Verstappen on pole ahead of Sainz at Australian Grand Prix

Published March 24, 2024
MELBOURNE: Red Bull Racing’s Dutch driver Max Verstappen drives during the third practice session of the Australian F1 Grand Prix at the Albert Park Circuit on Saturday.—AFP
MELBOURNE: Red Bull Racing’s Dutch driver Max Verstappen drives during the third practice session of the Australian F1 Grand Prix at the Albert Park Circuit on Saturday.—AFP

MELBOURNE: A “very satisfied” three-time world champion Max Verstappen clinched a third straight pole of the season on Saturday at the Australian Grand Prix as the flying Dutchman targets a record 10th consecutive win.

Under hazy skies at Albert Park, Ferrari’s Carlos Sainz, back in the car barely two weeks after appendicitis surgery, came second in tense qualifying and will keep the Red Bull ace company on the front row.

Sergio Perez in the other Red Bull came third but will start from sixth after being slapped with a three-place grid penalty for impeding Nico Hulkenberg, bumping up McLaren’s Lando Norris.

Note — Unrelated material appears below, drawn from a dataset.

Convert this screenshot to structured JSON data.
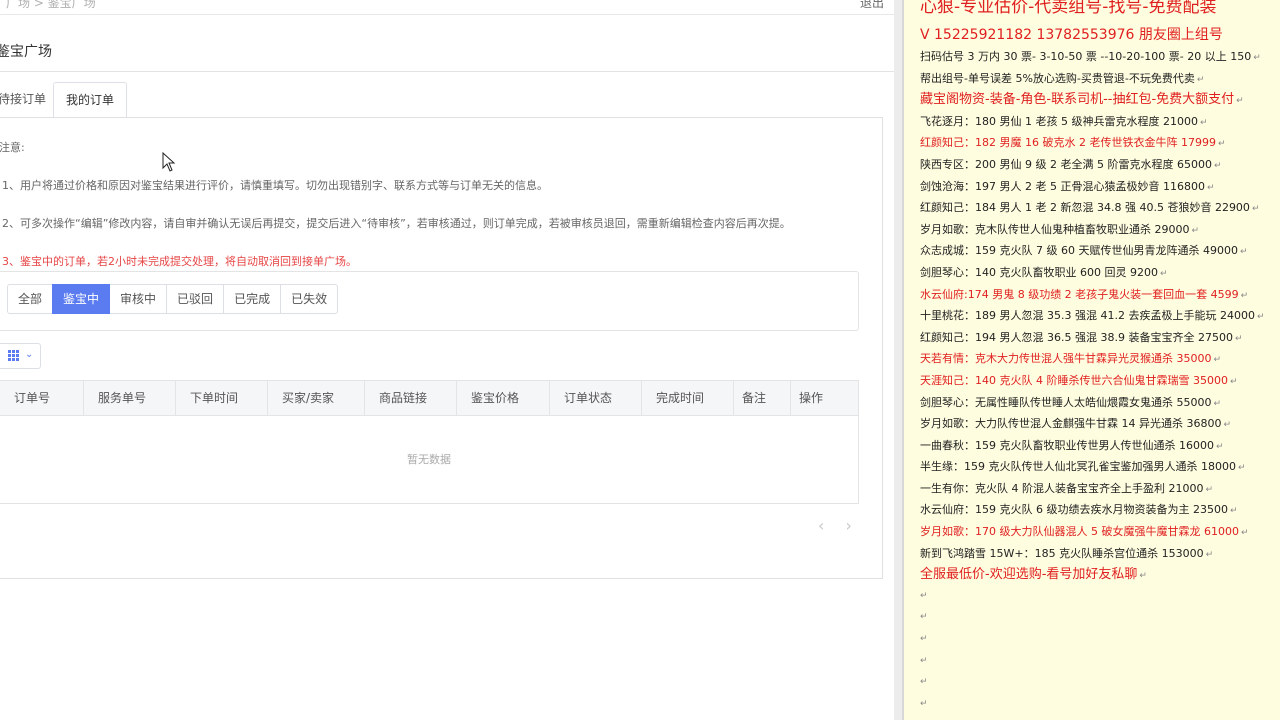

Charles Leclerc in the second Ferrari — who won in 2022 — moves up to fourth with McLaren’s Oscar Piastri fifth.

“Very happy with that because so far this weekend it has been a bit tough to find a good balance in the car,” said Verstappen, who is looking to repeat his feat from last year when he started first and won a chaotic race in Melbourne.

“And even throughout qualifying in Q1 and Q2 I didn’t really feel I could be fighting for pole. But then we made some little tickles on the car and that seemed to help me in Q3 to really push it to the limit.

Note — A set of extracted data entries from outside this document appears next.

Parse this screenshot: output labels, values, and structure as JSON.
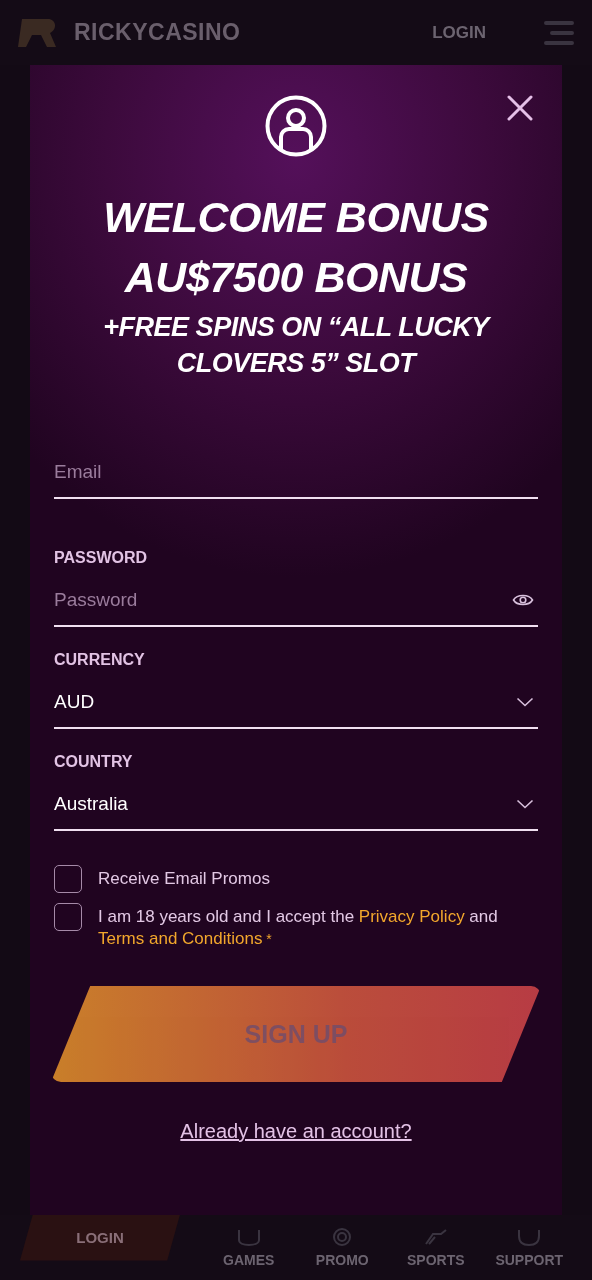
{
  "header": {
    "logo_text": "RICKYCASINO",
    "login": "LOGIN"
  },
  "modal": {
    "headline": [
      "WELCOME BONUS",
      "AU$7500 BONUS"
    ],
    "subheadline": "+FREE SPINS ON “ALL LUCKY CLOVERS 5” SLOT",
    "fields": [
      {
        "kind": "text",
        "placeholder": "Email"
      },
      {
        "kind": "password",
        "label": "PASSWORD",
        "placeholder": "Password"
      },
      {
        "kind": "select",
        "label": "CURRENCY",
        "value": "AUD"
      },
      {
        "kind": "select",
        "label": "COUNTRY",
        "value": "Australia"
      }
    ],
    "checkboxes": [
      {
        "checked": false,
        "segments": [
          {
            "kind": "text",
            "text": "Receive Email Promos"
          }
        ]
      },
      {
        "checked": false,
        "segments": [
          {
            "kind": "text",
            "text": "I am 18 years old and I accept the "
          },
          {
            "kind": "link",
            "text": "Privacy Policy"
          },
          {
            "kind": "text",
            "text": " and "
          },
          {
            "kind": "link",
            "text": "Terms and Conditions"
          },
          {
            "kind": "mark",
            "text": " *"
          }
        ]
      }
    ],
    "submit": {
      "label": "SIGN UP",
      "disabled": true
    },
    "login_link": "Already have an account?"
  },
  "bottom_nav": {
    "login": "LOGIN",
    "items": [
      {
        "label": "GAMES"
      },
      {
        "label": "PROMO"
      },
      {
        "label": "SPORTS"
      },
      {
        "label": "SUPPORT"
      }
    ]
  }
}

“Obviously things can improve, but overall very satisfied with the performance.”

The 26-year-old knocked out his rivals to earn a 35th career pole with a flying lap of one minute 15.915, 0.270 secs ahead of Sainz, who missed the last race in Jeddah.

“I don’t feel 100 per cent, it’s impossible after spending a lot of days in bed like I did to try and recover,” said the Spaniard after his remarkable comeback in front of 130,000 fans.

“But the good thing is that I have no pain, I just have discomfort and everything feels a bit weird.

“Today, when the adrenaline came out I could close the visor and go for it which is a good thing.”

Mercedes’ George Russell came seventh ahead of RB’s Yuki Tsunoda and the Aston Martin pair of Lance Stroll and Fernando Alonso.

But there was disappointment for Mercedes’ seven-time world champion Lewis Hamilton who missed Q3 and will start from 11th.

“It’s not a great feeling for anyone in the team at the moment but we will keep working away,” said Hamilton, a two-time Melbourne winner.

“I’ll be focused on coming back tomorrow and trying to do a better job.”

He will need something special to stop Verstappen, who won the opening two races of the season in Bahrain and Saudi Arabia, both from pole.

The Dutchman is chasing a 10th straight victory to match his own record set last year, while Red Bull are attempting to score a third straight 1-2 finish for the first time in the team’s history.

Sainz topped Q2 from Verstappen and Leclerc with Hamilton — an eight-time Australian pole-sitter — a key casualty.

His loss was Tsunoda’s gain as the only interloper outside of the big five teams joining the Q3 ranks.

Haas’ Kevin Magnussen also missed out in Q2, along with Valtteri Bottas in the Sauber, Esteban Ocon in his Alpine and Alex Albon in the sole Williams.

Sainz was also fastest in Q1 ahead of Perez and Verstappen.

Sauber’s Zhou Guanyu came last with RB’s Daniel Ricciardo, Pierre Gasly in the other Alpine and Haas’ Hulkenberg also failing to progress.

Logan Sargeant was absent after his Williams was given to team-mate Albon.

Albon crashed on Saturday and with no spare chassis Williams was left with just one car and opted for the Anglo-Thai driver over the American.